I'm Dying Up Here – Stagione 1, la recensione

di Attilio Palmieri - 30-04-2018

La prima annata della serie di Showtime dedicata ai comedian degli anni Settanta offre un'intrigante ricostruzione storica e tanto divertimento


VAI ALLA SERIE VEDI ALTRE RECENSIONI


I'm Dying Up Here è una serie di Showtime che ha ricevuto un discreto successo di critica negli Stati Uniti ed è stata venduta e apprezzata anche all'estero. Diciamolo subito: non si tratta di una serie ground breaking, non si tratta di uno show che sposta gli equilibri e che ambisce a creare un prima e un dopo. Tuttavia, è senza dubbio un progetto riuscito, capace di utilizzare armi creative abbastanza affilate e dal successo assicurato.
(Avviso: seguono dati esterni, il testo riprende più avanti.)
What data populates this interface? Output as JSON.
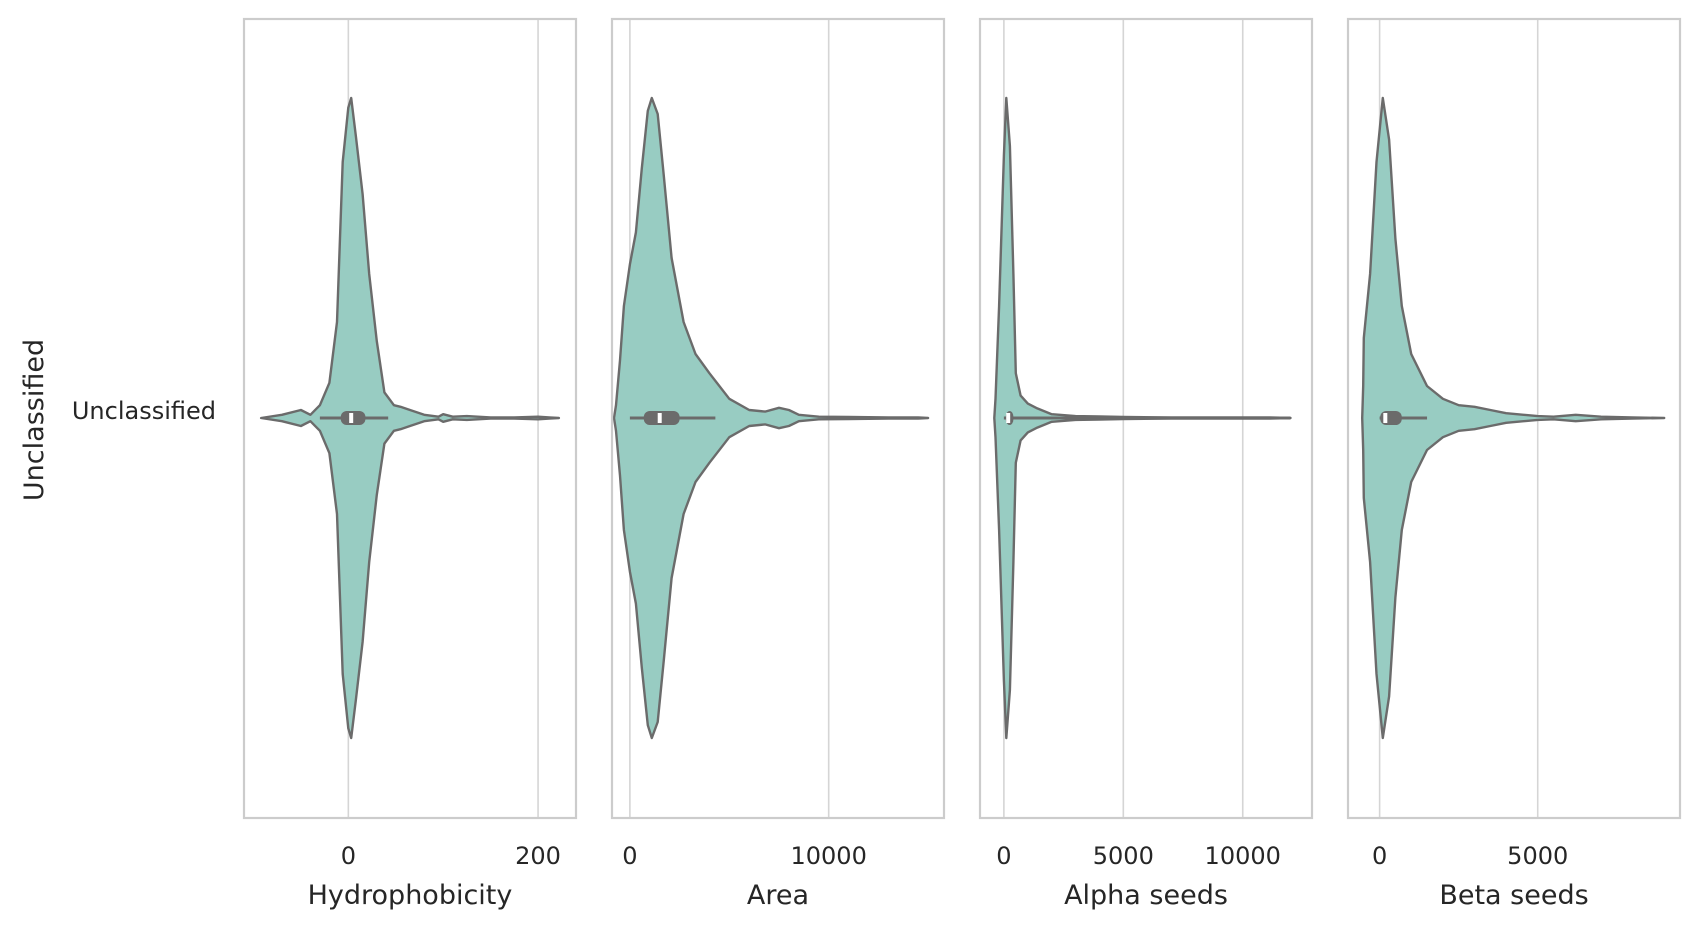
{
  "chart_data": [
    {
      "type": "violin",
      "orientation": "horizontal",
      "category": "Unclassified",
      "ylabel": "Unclassified",
      "xlabel": "Hydrophobicity",
      "xlim": [
        -110,
        240
      ],
      "xticks": [
        0,
        200
      ],
      "grid": true,
      "quartiles": [
        -8,
        3,
        18
      ],
      "median": 3,
      "whisker": [
        -30,
        42
      ],
      "density": [
        [
          -92,
          0.0
        ],
        [
          -70,
          0.01
        ],
        [
          -50,
          0.025
        ],
        [
          -40,
          0.01
        ],
        [
          -30,
          0.04
        ],
        [
          -20,
          0.11
        ],
        [
          -12,
          0.3
        ],
        [
          -6,
          0.8
        ],
        [
          0,
          0.97
        ],
        [
          3,
          1.0
        ],
        [
          8,
          0.88
        ],
        [
          15,
          0.7
        ],
        [
          22,
          0.45
        ],
        [
          30,
          0.24
        ],
        [
          38,
          0.08
        ],
        [
          48,
          0.04
        ],
        [
          55,
          0.035
        ],
        [
          65,
          0.025
        ],
        [
          80,
          0.01
        ],
        [
          95,
          0.004
        ],
        [
          100,
          0.012
        ],
        [
          110,
          0.004
        ],
        [
          125,
          0.006
        ],
        [
          150,
          0.002
        ],
        [
          175,
          0.002
        ],
        [
          200,
          0.004
        ],
        [
          212,
          0.002
        ],
        [
          222,
          0.0
        ]
      ],
      "fill_color": "#98ccc2",
      "edge_color": "#6b6b6b"
    },
    {
      "type": "violin",
      "orientation": "horizontal",
      "category": "Unclassified",
      "xlabel": "Area",
      "xlim": [
        -900,
        15800
      ],
      "xticks": [
        0,
        10000
      ],
      "grid": true,
      "quartiles": [
        700,
        1500,
        2500
      ],
      "median": 1500,
      "whisker": [
        0,
        4300
      ],
      "density": [
        [
          -800,
          0.0
        ],
        [
          -700,
          0.04
        ],
        [
          -500,
          0.18
        ],
        [
          -300,
          0.35
        ],
        [
          0,
          0.48
        ],
        [
          300,
          0.58
        ],
        [
          600,
          0.78
        ],
        [
          900,
          0.96
        ],
        [
          1100,
          1.0
        ],
        [
          1400,
          0.95
        ],
        [
          1700,
          0.76
        ],
        [
          2100,
          0.5
        ],
        [
          2700,
          0.3
        ],
        [
          3300,
          0.2
        ],
        [
          4000,
          0.14
        ],
        [
          5000,
          0.06
        ],
        [
          6000,
          0.025
        ],
        [
          6800,
          0.02
        ],
        [
          7500,
          0.032
        ],
        [
          8000,
          0.025
        ],
        [
          8500,
          0.01
        ],
        [
          9500,
          0.004
        ],
        [
          11000,
          0.003
        ],
        [
          13000,
          0.002
        ],
        [
          14500,
          0.002
        ],
        [
          15000,
          0.0
        ]
      ],
      "fill_color": "#98ccc2",
      "edge_color": "#6b6b6b"
    },
    {
      "type": "violin",
      "orientation": "horizontal",
      "category": "Unclassified",
      "xlabel": "Alpha seeds",
      "xlim": [
        -1000,
        12900
      ],
      "xticks": [
        0,
        5000,
        10000
      ],
      "grid": true,
      "quartiles": [
        80,
        180,
        400
      ],
      "median": 180,
      "whisker": [
        0,
        12000
      ],
      "density": [
        [
          -400,
          0.0
        ],
        [
          -350,
          0.06
        ],
        [
          -200,
          0.35
        ],
        [
          0,
          0.82
        ],
        [
          100,
          1.0
        ],
        [
          250,
          0.85
        ],
        [
          400,
          0.45
        ],
        [
          500,
          0.14
        ],
        [
          700,
          0.07
        ],
        [
          1000,
          0.045
        ],
        [
          1400,
          0.03
        ],
        [
          2000,
          0.012
        ],
        [
          3000,
          0.006
        ],
        [
          4000,
          0.005
        ],
        [
          5000,
          0.003
        ],
        [
          7000,
          0.002
        ],
        [
          9000,
          0.002
        ],
        [
          11000,
          0.002
        ],
        [
          12000,
          0.0
        ]
      ],
      "fill_color": "#98ccc2",
      "edge_color": "#6b6b6b"
    },
    {
      "type": "violin",
      "orientation": "horizontal",
      "category": "Unclassified",
      "xlabel": "Beta seeds",
      "xlim": [
        -1000,
        9500
      ],
      "xticks": [
        0,
        5000
      ],
      "grid": true,
      "quartiles": [
        20,
        180,
        700
      ],
      "median": 180,
      "whisker": [
        0,
        1500
      ],
      "density": [
        [
          -550,
          0.0
        ],
        [
          -520,
          0.1
        ],
        [
          -500,
          0.25
        ],
        [
          -300,
          0.45
        ],
        [
          -100,
          0.8
        ],
        [
          100,
          1.0
        ],
        [
          300,
          0.87
        ],
        [
          500,
          0.56
        ],
        [
          700,
          0.35
        ],
        [
          1000,
          0.2
        ],
        [
          1500,
          0.1
        ],
        [
          2000,
          0.06
        ],
        [
          2500,
          0.04
        ],
        [
          3000,
          0.035
        ],
        [
          3500,
          0.025
        ],
        [
          4000,
          0.015
        ],
        [
          5000,
          0.006
        ],
        [
          5500,
          0.004
        ],
        [
          6200,
          0.01
        ],
        [
          7000,
          0.004
        ],
        [
          8000,
          0.002
        ],
        [
          9000,
          0.0
        ]
      ],
      "fill_color": "#98ccc2",
      "edge_color": "#6b6b6b"
    }
  ]
}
A partire dal romanzo omonimo di William Knoedelseder, I'm Dying Up Here è una serie che tenta di ricostruire e raccontare il mondo degli stand up comedian della Los Angeles degli anni Settanta con particolare attenzione ai dettagli e al clima culturale dell'epoca, mettendo al centro un parco personaggi folto e variegato. In un periodo televisivo in cui le donne sono le protagoniste assolute di tanti racconti seriali – si veda il successo di The Handmaid's Tale e Big Little Lies – anche uno show del genere, che in altre condizioni avrebbe probabilmente raccontato un mondo popolato da soli uomini, imposta il racconto anche da una prospettiva femminile, provando a narrare le difficoltà dell'essere donna all'interno di questo ambiente.

La prima grande qualità della serie è data dalla ricostruzione storica grazie alla quale emerge una Los Angeles estremamente affascinante ma non per questo priva di difetti. Non si fa fatica a immaginare il perché dell'efficacia di questo procedimento, visto il successo dei period drama che guardano nostalgicamente a quel decennio. I'm Dying Up Here, infatti, si inserisce in quel filone in cui si trovano anche The Get Down, The Deuce e Vinyl. Come quest'ultima serie – la cui cancellazione da parte di HBO fa ancora male agli amanti di Scorsese e Winter – anche quella di Showtime ha l'ambizione di riportare alla luce un mondo perduto ma da molti fortemente rimpianto, ed è evidente la cura maniacale per quanto riguarda tutti i dettagli, dall'arredamento, ai costumi fino alle automobili.

I'm Dying Up Here è una serie che, attraverso la messa in scena del The Comedy Store, locale losangelino che ospita i maggiori talenti della comicità, gestito da Mitzi Shore (interpretata da una bravissima Melissa Leo), offre un ritratto affettuoso e dettagliato di un mondo poco conosciuto dal pubblico italiano, che però diventa per gli autori il mezzo per veicolare alcune delle principali questioni di quel decennio. Attraverso i monologhi degli artisti che si susseguono sul palco, infatti, gli autori raccontano lo spaesamento esistenziale degli anni Settanta, l'impegno per una rivoluzione culturale e generazionale (che passa anche attraverso accese battaglie civili), ma forse soprattutto il bisogno di quasi tutti i protagonisti di significare qualcosa agli occhi degli altri, di essere protagonisti della storia.

Nel corso della prima stagione la serie si sviluppa secondo una trama purtroppo decisamente prevedibile, che pur senza particolari difetti dal punto di vista narrativo, dà l'impressione che gli autori abbiamo giocato un po' di rimessa, cercando soluzioni comode e in grado di colpire al cuore il pubblico (non lesinando in materia di sentimentalismo) sacrificando la volontà di osare. L'analisi delle contraddizioni del mondo dei comedian degli anni Settanta finisce purtroppo per rimanere un po' sullo sfondo lasciando il posto a storie molto più classiche, incentrate prevalentemente su canonici rapporti familiare e problematiche annesse. La speranza è che nella seconda stagione, a partire dalle buone cose proposte nella prima, gli autori sappiano lavorare con maggiore coraggio e creatività.